Zutaten für 15 Stück

  • 4 Eiweiß (Größe M)
  • 1 Prise Salz
  • 250 g Zucker
  • Zuckerschrift

Zubereitung
Backofen auf 100 Grad (Umluft) vorheizen. Das Eiweiß mit dem Salz in eine fettfreie Rührschüssel geben und mit dem Rührgerät sehr schaumig schlagen. Den Zucker langsam einrieseln lassen, dabei stetig rühren. Die Masse so lange schlagen, bis sich der Zucker vollständig aufgelöst hat und eine glänzende feste Creme entstanden ist. Zwei Backbleche mit Backpapier auslegen und die Creme in einen Spritzbeutel mit Lochtülle füllen. 15 Kleckse so auf die Bleche setzen, dass sie Gespenstern ähneln, und in den Ofen schieben. Baisers werden eher getrocknet als gebacken – daher dauert es nun je nach Größe 1 bis 2 Stunden.
Sie sind fertig, sobald sie sich leicht vom Backblech lösen lassen und nicht mehr festkleben. Im ausgeschalteten Backofen auskühlen lassen. Nach Belieben mit Zuckerschrift Gesichter
aufmalen – lustig sehen auch Zuckeraugen aus.

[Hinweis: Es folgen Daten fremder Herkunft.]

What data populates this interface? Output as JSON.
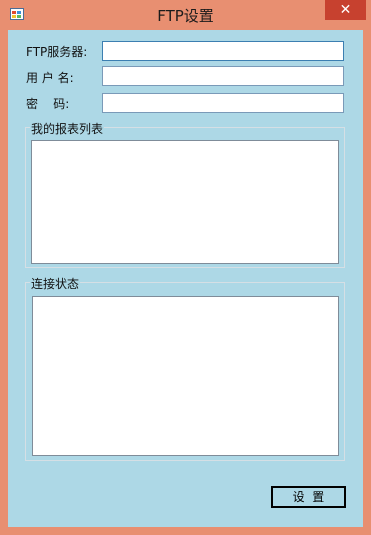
{
  "window": {
    "title": "FTP设置",
    "close_glyph": "✕",
    "icon": "app-window-icon"
  },
  "form": {
    "server_label": "FTP服务器:",
    "server_value": "",
    "username_label": "用 户 名:",
    "username_value": "",
    "password_label": "密    码:",
    "password_value": ""
  },
  "groups": {
    "reports_title": "我的报表列表",
    "status_title": "连接状态"
  },
  "buttons": {
    "set_label": "设  置"
  },
  "colors": {
    "window_frame": "#e88f71",
    "client_background": "#add8e6",
    "close_button": "#c7412f"
  }
}
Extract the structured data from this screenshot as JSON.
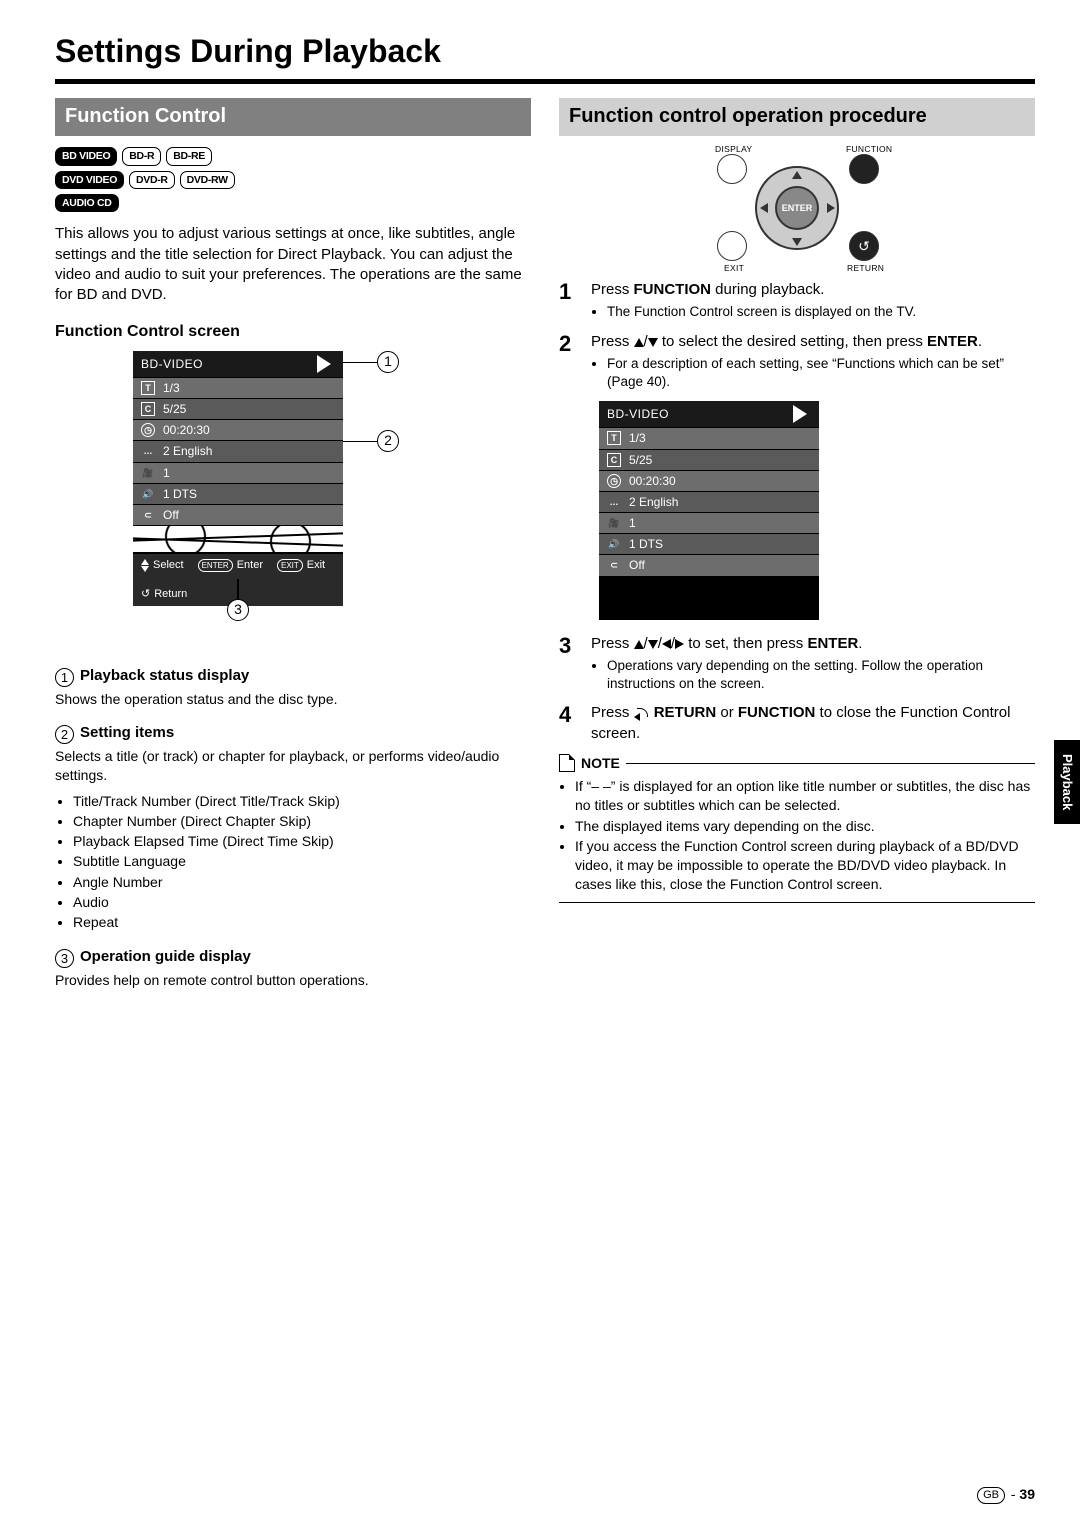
{
  "page_title": "Settings During Playback",
  "left": {
    "section_title": "Function Control",
    "formats": {
      "row1": [
        "BD VIDEO",
        "BD-R",
        "BD-RE"
      ],
      "row2": [
        "DVD VIDEO",
        "DVD-R",
        "DVD-RW"
      ],
      "row3": [
        "AUDIO CD"
      ]
    },
    "intro": "This allows you to adjust various settings at once, like subtitles, angle settings and the title selection for Direct Playback. You can adjust the video and audio to suit your preferences. The operations are the same for BD and DVD.",
    "screen_head": "Function Control screen",
    "fc": {
      "header": "BD-VIDEO",
      "rows": [
        {
          "icon": "T",
          "val": "1/3"
        },
        {
          "icon": "C",
          "val": "5/25"
        },
        {
          "icon": "clock",
          "val": "00:20:30"
        },
        {
          "icon": "sub",
          "val": "2 English"
        },
        {
          "icon": "angle",
          "val": "1"
        },
        {
          "icon": "audio",
          "val": "1 DTS"
        },
        {
          "icon": "repeat",
          "val": "Off"
        }
      ],
      "guide": {
        "select": "Select",
        "enter_pill": "ENTER",
        "enter": "Enter",
        "exit_pill": "EXIT",
        "exit": "Exit",
        "return": "Return"
      }
    },
    "callouts": {
      "c1": "1",
      "c2": "2",
      "c3": "3"
    },
    "items": [
      {
        "num": "1",
        "title": "Playback status display",
        "desc": "Shows the operation status and the disc type."
      },
      {
        "num": "2",
        "title": "Setting items",
        "desc": "Selects a title (or track) or chapter for playback, or performs video/audio settings.",
        "bullets": [
          "Title/Track Number (Direct Title/Track Skip)",
          "Chapter Number (Direct Chapter Skip)",
          "Playback Elapsed Time (Direct Time Skip)",
          "Subtitle Language",
          "Angle Number",
          "Audio",
          "Repeat"
        ]
      },
      {
        "num": "3",
        "title": "Operation guide display",
        "desc": "Provides help on remote control button operations."
      }
    ]
  },
  "right": {
    "section_title": "Function control operation procedure",
    "remote": {
      "display": "DISPLAY",
      "function": "FUNCTION",
      "enter": "ENTER",
      "exit": "EXIT",
      "return": "RETURN"
    },
    "steps": [
      {
        "n": "1",
        "body_pre": "Press ",
        "bold1": "FUNCTION",
        "body_post": " during playback.",
        "sub": [
          "The Function Control screen is displayed on the TV."
        ]
      },
      {
        "n": "2",
        "body_pre": "Press ",
        "arrows": "ud",
        "body_mid": " to select the desired setting, then press ",
        "bold1": "ENTER",
        "body_post": ".",
        "sub": [
          "For a description of each setting, see “Functions which can be set” (Page 40)."
        ]
      },
      {
        "n": "3",
        "body_pre": "Press ",
        "arrows": "udlr",
        "body_mid": " to set, then press ",
        "bold1": "ENTER",
        "body_post": ".",
        "sub": [
          "Operations vary depending on the setting. Follow the operation instructions on the screen."
        ]
      },
      {
        "n": "4",
        "body_pre": "Press ",
        "return_icon": true,
        "bold1": "RETURN",
        "body_mid2": " or ",
        "bold2": "FUNCTION",
        "body_post": " to close the Function Control screen.",
        "sub": []
      }
    ],
    "note": {
      "label": "NOTE",
      "items": [
        "If “– –” is displayed for an option like title number or subtitles, the disc has no titles or subtitles which can be selected.",
        "The displayed items vary depending on the disc.",
        "If you access the Function Control screen during playback of a BD/DVD video, it may be impossible to operate the BD/DVD video playback. In cases like this, close the Function Control screen."
      ]
    },
    "fc": {
      "header": "BD-VIDEO",
      "rows": [
        {
          "icon": "T",
          "val": "1/3"
        },
        {
          "icon": "C",
          "val": "5/25"
        },
        {
          "icon": "clock",
          "val": "00:20:30"
        },
        {
          "icon": "sub",
          "val": "2 English"
        },
        {
          "icon": "angle",
          "val": "1"
        },
        {
          "icon": "audio",
          "val": "1 DTS"
        },
        {
          "icon": "repeat",
          "val": "Off"
        }
      ]
    }
  },
  "side_tab": "Playback",
  "footer": {
    "gb": "GB",
    "dash": " - ",
    "page": "39"
  }
}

Tipp: Die kleinen Baiser-Gespenster lassen sich prima aromatisieren. Beispielsweise mit Vanille oder etwas Kakaopulver. Wer keinen Wert auf strahlend weiße Baisers legt, lässt sie ganz leicht anbräunen – so entsteht ein leckerer Karamellgeschmack.

 

Monster-Kringel

Da machen die Kinder Augen und greifen gerne zu: Monster-Kringel.

Zutaten für 18 Stück

  • 2 Eigelb (Größe M)
  • 1 Ei (Größe M)
  • 200 g Butter
  • 150 g Zucker
  • Mark von 1 Vanilleschote
  • 175 g Mehl
  • 100 g Speisestärke
  • weiße Kuvertüre
  • Zuckeraugen

Zubereitung
Den Backofen auf 180 Grad (Ober-/Unterhitze) vorheizen. Eigelb mit dem Ei, der Butter und dem Zucker in einer Schüssel schaumig rühren. Vanillemark unterheben. Mehl und Speisestärke über die Masse sieben und alles gut verrühren. Den Teig in einen Spritzbeutel mit gezackter Tülle füllen. Auf ein mit Backpapier ausgelegtes Backblech 18 Kringel spritzen und im Ofen etwa 10 bis 12 Minuten backen. Sobald die Kringel ausgekühlt sind, geht es ans Dekorieren: Dazu die Kuvertüre nach Packungsbeilage vorbereiten und jeden Kringel damit dünn überziehen. Sobald die Kuvertüre etwas angetrocknet ist, die Zuckeraugen nach Belieben darauf verteilen.

Tipp: Wenn es schnell gehen soll, kann auch dänisches Spritzgebäck gekauft und nach Lust und Laune verziert werden.